January 13, 2016 3:43 PM EST

A Goldman Sachs sign is seen over the company's trading stall on the floor at the New York Stock Exchange, March 21, 2013. REUTERS/Brendan McDermid

By John McCrank

NEW YORK (Reuters) - Investment bank Goldman Sachs Group (NYSE: GS) has thrown its support behind upstart trading venue IEX Group's bid to become a U.S. stock exchange, asking regulators to use the opportunity to address broader issues related to how the market is structured.

IEX, the private trading venue featured in author Michael Lewis' book "Flash Boys: A Wall Street Revolt," applied in September with the U.S. Securities and Exchange Commission to become a registered stock exchange called the Investors' Exchange.

As an exchange, IEX would offer an alternative for market participants who cannot or do not want to compete on speed with the fastest trading firms, and for those looking to get large trades done, Goldman said in a letter to the SEC dated Jan. 12, and posted on the regulator's website on Wednesday.

Decade-and-a-half-old regulations that ushered in an era of automated trading and effectively placed a bigger focus on the speed of trading, along with a proliferation of look-alike exchanges, have led to an overly complicated and less stable marketplace, Goldman said.

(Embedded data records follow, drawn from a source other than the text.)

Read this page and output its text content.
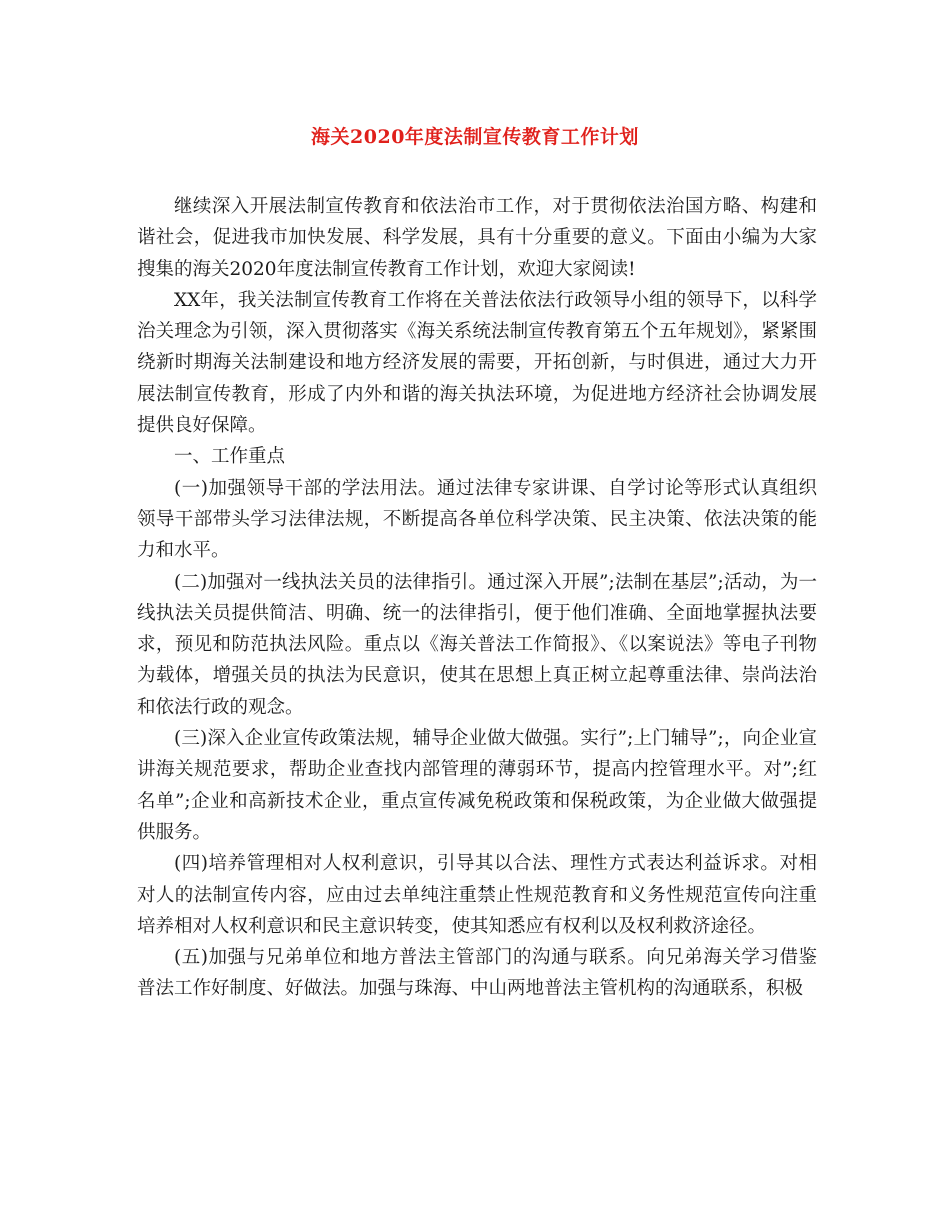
海关2020年度法制宣传教育工作计划

继续深入开展法制宣传教育和依法治市工作，对于贯彻依法治国方略、构建和谐社会，促进我市加快发展、科学发展，具有十分重要的意义。下面由小编为大家搜集的海关2020年度法制宣传教育工作计划，欢迎大家阅读!

XX年，我关法制宣传教育工作将在关普法依法行政领导小组的领导下，以科学治关理念为引领，深入贯彻落实《海关系统法制宣传教育第五个五年规划》，紧紧围绕新时期海关法制建设和地方经济发展的需要，开拓创新，与时俱进，通过大力开展法制宣传教育，形成了内外和谐的海关执法环境，为促进地方经济社会协调发展提供良好保障。

一、工作重点

(一)加强领导干部的学法用法。通过法律专家讲课、自学讨论等形式认真组织领导干部带头学习法律法规，不断提高各单位科学决策、民主决策、依法决策的能力和水平。

(二)加强对一线执法关员的法律指引。通过深入开展”;法制在基层”;活动，为一线执法关员提供简洁、明确、统一的法律指引，便于他们准确、全面地掌握执法要求，预见和防范执法风险。重点以《海关普法工作简报》、《以案说法》等电子刊物为载体，增强关员的执法为民意识，使其在思想上真正树立起尊重法律、崇尚法治和依法行政的观念。

(三)深入企业宣传政策法规，辅导企业做大做强。实行”;上门辅导”;，向企业宣讲海关规范要求，帮助企业查找内部管理的薄弱环节，提高内控管理水平。对”;红名单”;企业和高新技术企业，重点宣传减免税政策和保税政策，为企业做大做强提供服务。

(四)培养管理相对人权利意识，引导其以合法、理性方式表达利益诉求。对相对人的法制宣传内容，应由过去单纯注重禁止性规范教育和义务性规范宣传向注重培养相对人权利意识和民主意识转变，使其知悉应有权利以及权利救济途径。

(五)加强与兄弟单位和地方普法主管部门的沟通与联系。向兄弟海关学习借鉴普法工作好制度、好做法。加强与珠海、中山两地普法主管机构的沟通联系，积极
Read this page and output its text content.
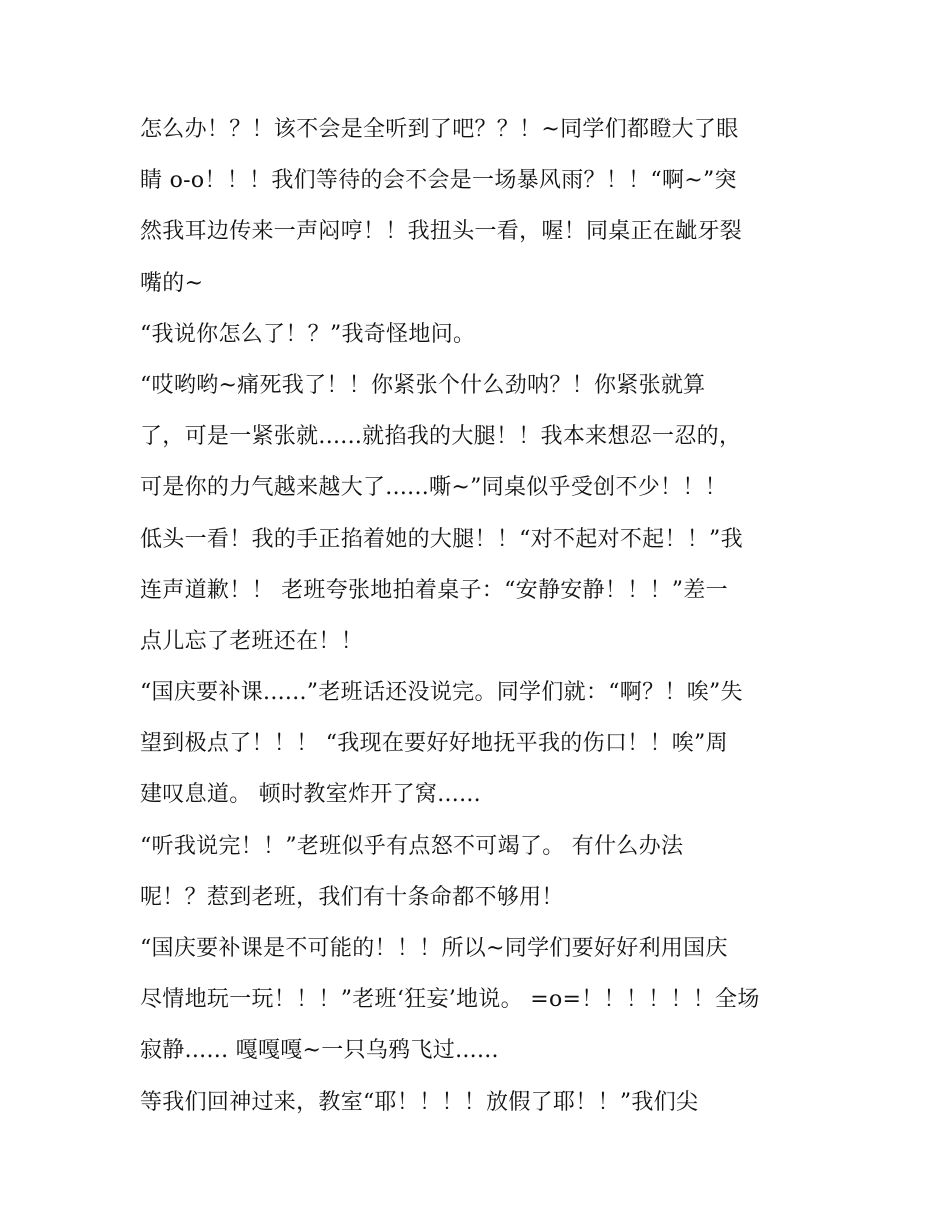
怎么办！？！该不会是全听到了吧？？！~同学们都瞪大了眼
睛 o-o！！！我们等待的会不会是一场暴风雨？！！“啊~”突
然我耳边传来一声闷哼！！我扭头一看，喔！同桌正在龇牙裂
嘴的~
“我说你怎么了！？”我奇怪地问。
“哎哟哟~痛死我了！！你紧张个什么劲呐？！你紧张就算
了，可是一紧张就......就掐我的大腿！！我本来想忍一忍的，
可是你的力气越来越大了......嘶~”同桌似乎受创不少！！！
低头一看！我的手正掐着她的大腿！！“对不起对不起！！”我
连声道歉！！ 老班夸张地拍着桌子：“安静安静！！！”差一
点儿忘了老班还在！！
“国庆要补课......”老班话还没说完。同学们就：“啊？！唉”失
望到极点了！！！ “我现在要好好地抚平我的伤口！！唉”周
建叹息道。 顿时教室炸开了窝......
“听我说完！！”老班似乎有点怒不可竭了。 有什么办法
呢！？惹到老班，我们有十条命都不够用！
“国庆要补课是不可能的！！！所以~同学们要好好利用国庆
尽情地玩一玩！！！”老班‘狂妄’地说。 =o=！！！！！！全场
寂静...... 嘎嘎嘎~一只乌鸦飞过......
等我们回神过来，教室“耶！！！！放假了耶！！”我们尖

"These changes have effectively placed others with less sophisticated infrastructure at a disadvantage," its letter said.

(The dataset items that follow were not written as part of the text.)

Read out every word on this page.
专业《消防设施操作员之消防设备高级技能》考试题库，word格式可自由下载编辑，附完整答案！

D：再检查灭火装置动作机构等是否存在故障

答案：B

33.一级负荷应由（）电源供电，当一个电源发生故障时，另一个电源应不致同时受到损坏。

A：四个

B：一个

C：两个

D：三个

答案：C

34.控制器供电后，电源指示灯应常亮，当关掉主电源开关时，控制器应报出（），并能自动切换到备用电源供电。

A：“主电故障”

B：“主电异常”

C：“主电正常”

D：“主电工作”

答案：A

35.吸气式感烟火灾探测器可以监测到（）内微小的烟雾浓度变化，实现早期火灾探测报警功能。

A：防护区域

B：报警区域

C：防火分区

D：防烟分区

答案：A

IEX's exchange application has proven controversial, with hundreds of comment letters sent to the SEC. The vast majority expressed support, but some, from various trading firms and exchanges, have been vehemently opposed.

The most contentious issue has been IEX's "speed bump," which slows down orders by 350 millionths of a second so IEX can update fast-changing prices before the speediest traders can act on stale data and effectively queue-jump.

In "Flash Boys," Lewis chronicled IEX's efforts to build an exchange, using methods such as the speed bump and flat pricing system, rather than the standard tiered fee and rebate structure, in order to create a market that levels the playing field for all investors.

Firms such as the New York Stock Exchange, which is owned by Intercontinental Exchange Inc (NYSE: ICE), and market maker Citadel LLC have argued that the speed bump would be disruptive to trading and that it would unfairly benefit IEX and its customers.

Goldman, in its letter, asked the SEC to use the IEX application as an opportunity to reevaluate what is best for market participants.

"(T)he value to investors from this non-stop race for faster speeds may have reached a point of diminishing marginal returns for market efficiency and stability," it said.